Parliament of India
- Long title A Bill to provide for the readjustment of the allocation of seats in the House of the People to the States and Union territories, the total number of seats in the Legislative Assembly of each State and Union territories having a Legislative Assembly, the division of each State and each Union territory having a Legislative Assembly into territorial constituencies for elections to the House of the People and Legislative Assemblies of the States and Union territories and for matters connected therewith. ;
- Territorial extent: India
- Enacted by: Lok Sabha

Legislative history
- Bill title: Delimitation Bill, 2026
- Bill citation: Bill No. 108 of 2026
- Introduced by: Arjun Ram Meghwal, MoS(I/C) for Law & Justice and MoS of Parliamentary Affairs
- Introduced: 16 April 2026

= Delimitation Bill, 2026 =

Indian bill

The Delimitation Bill, 2026, was introduced in Lok Sabha on 16 April 2026 by Arjun Ram Meghwal, the Minister of Law.

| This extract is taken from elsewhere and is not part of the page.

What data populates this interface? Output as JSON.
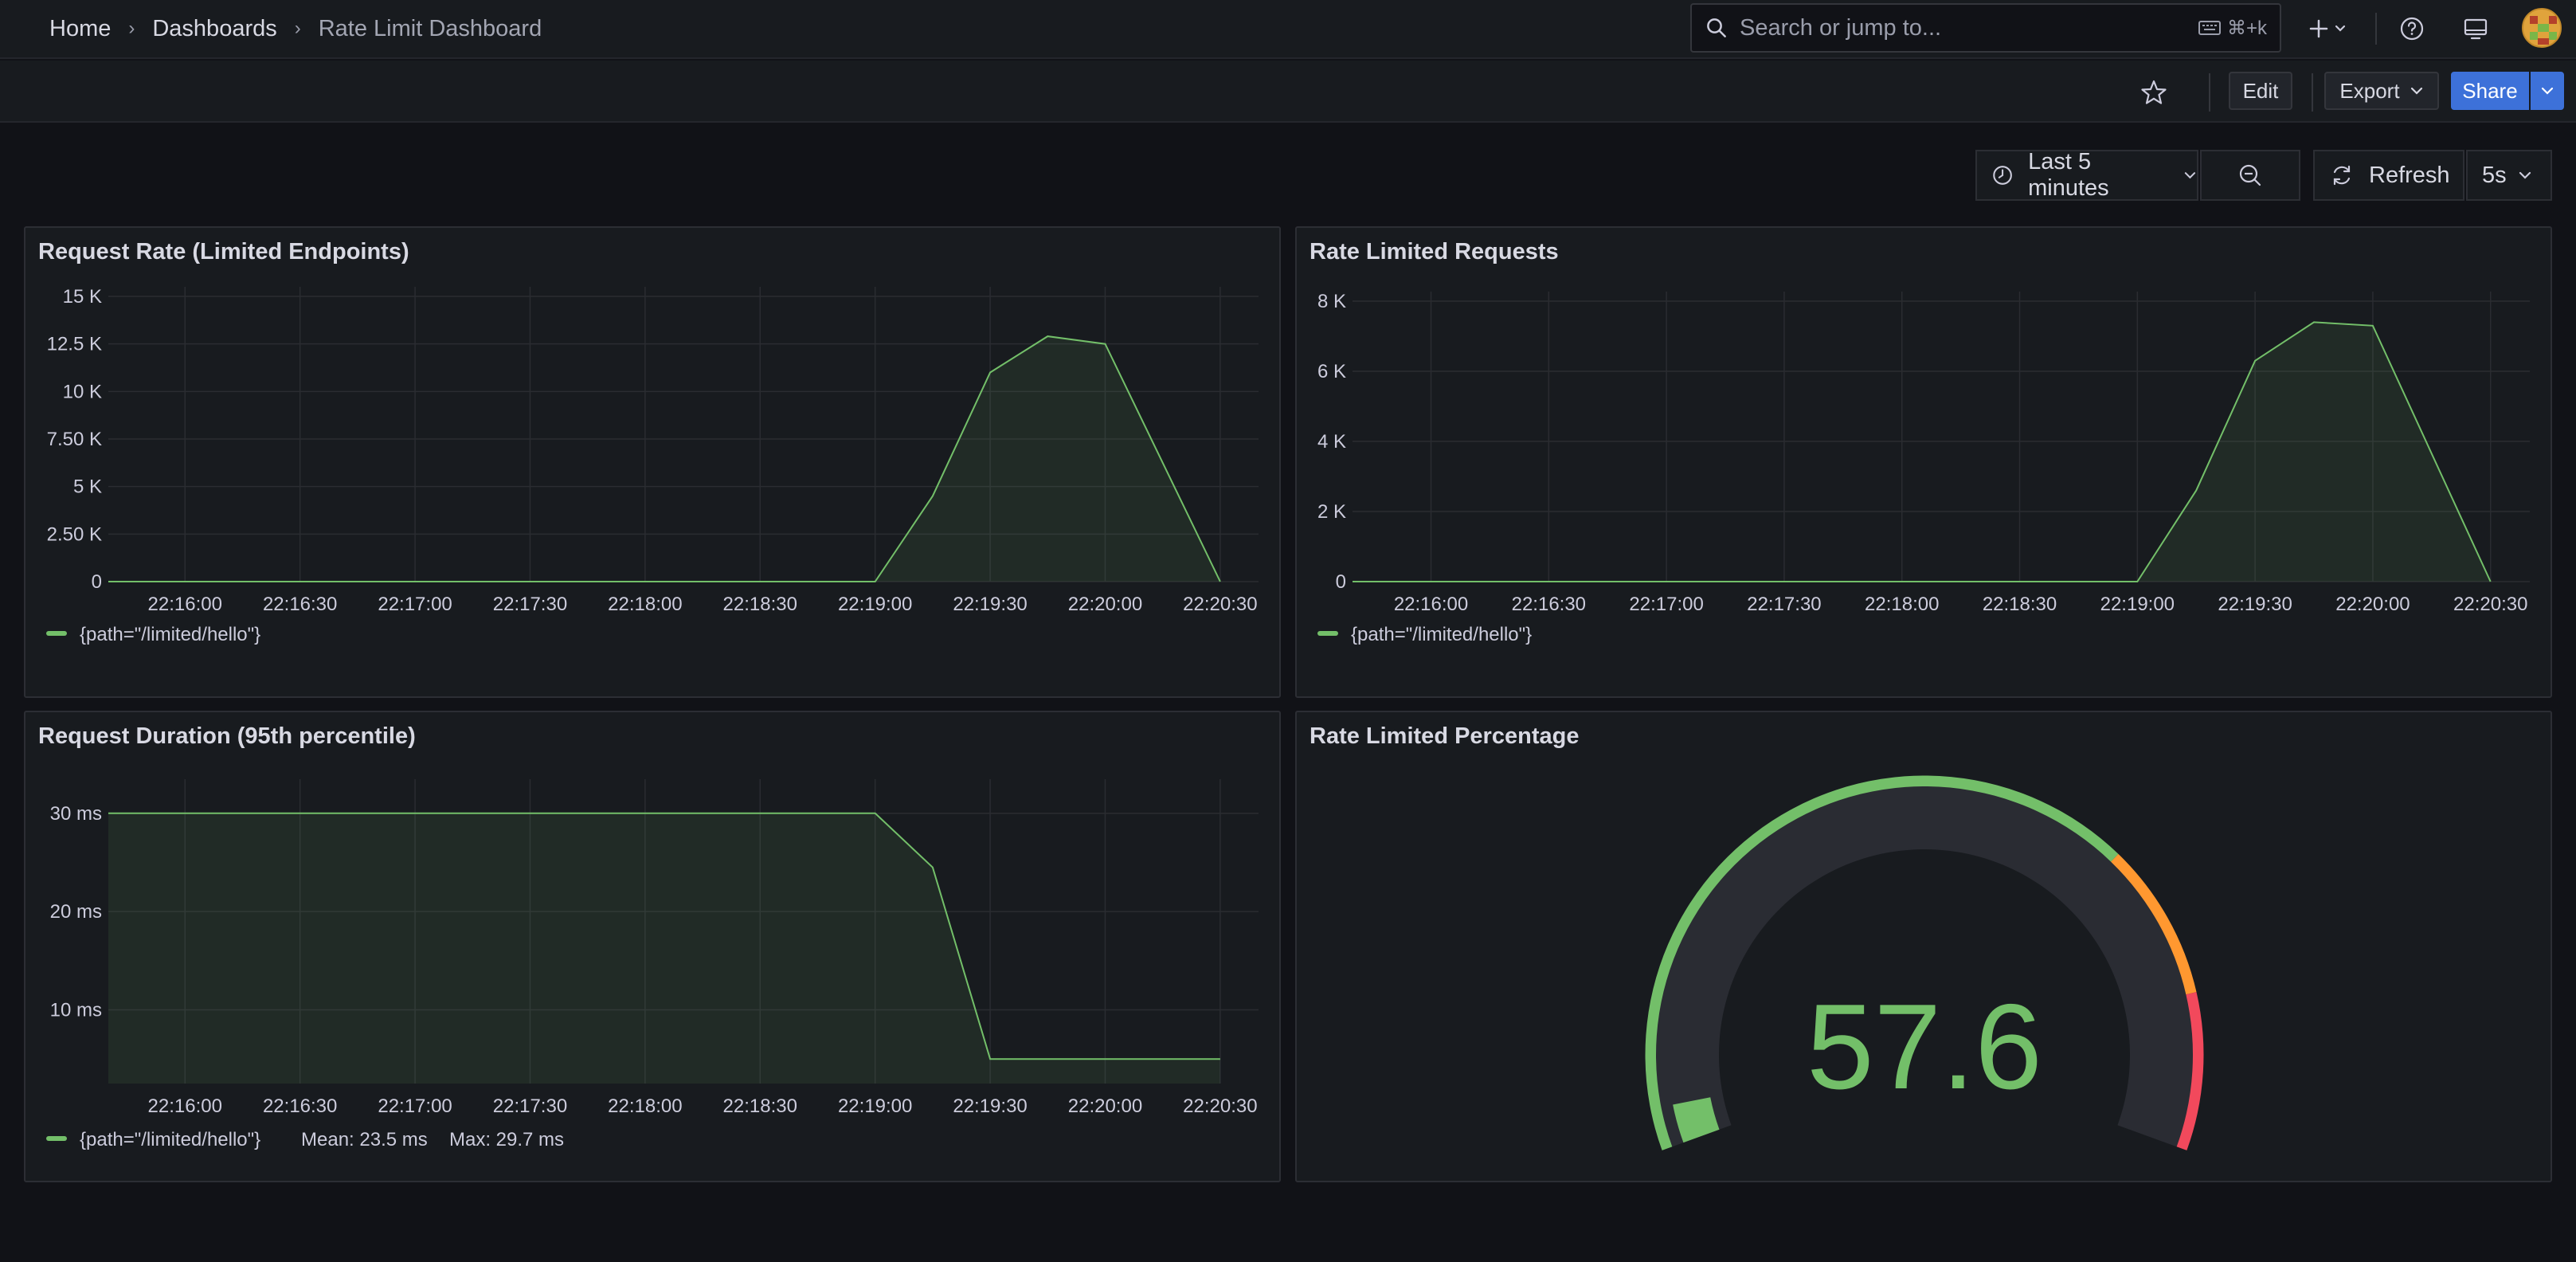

The bill intends to increase the number of seats in the Lok Sabha from 543 to 850. 815 of the 850 members will be elected from the States and 35 members will be elected from the Union territories. The bill allows for the constitution of the Delimitation Commission of India to undertake the exercise of delimitation before the completion of the 2027 census of India, thus facilitating a shorter time for the reservation of seats for women in the Lok Sabha and the legislative assemblies.

==Criticism==
On 17 April 2026, during the special session of the Lok Sabha, Shashi Tharoor stated that linking the Delimitation to the Women's Quota Act "is to hold the aspirations of Indian women hostage".

==Government explanation==
Home Minister of India Amit Shah assured the members of Lok Sabha that the representation of southern States in the House would not decrease. He stated the number of Lok Sabha seats in the five southern States would go up from the existing 129 to 195, with the share increasing from 23.76 per cent to 23.87 per cent.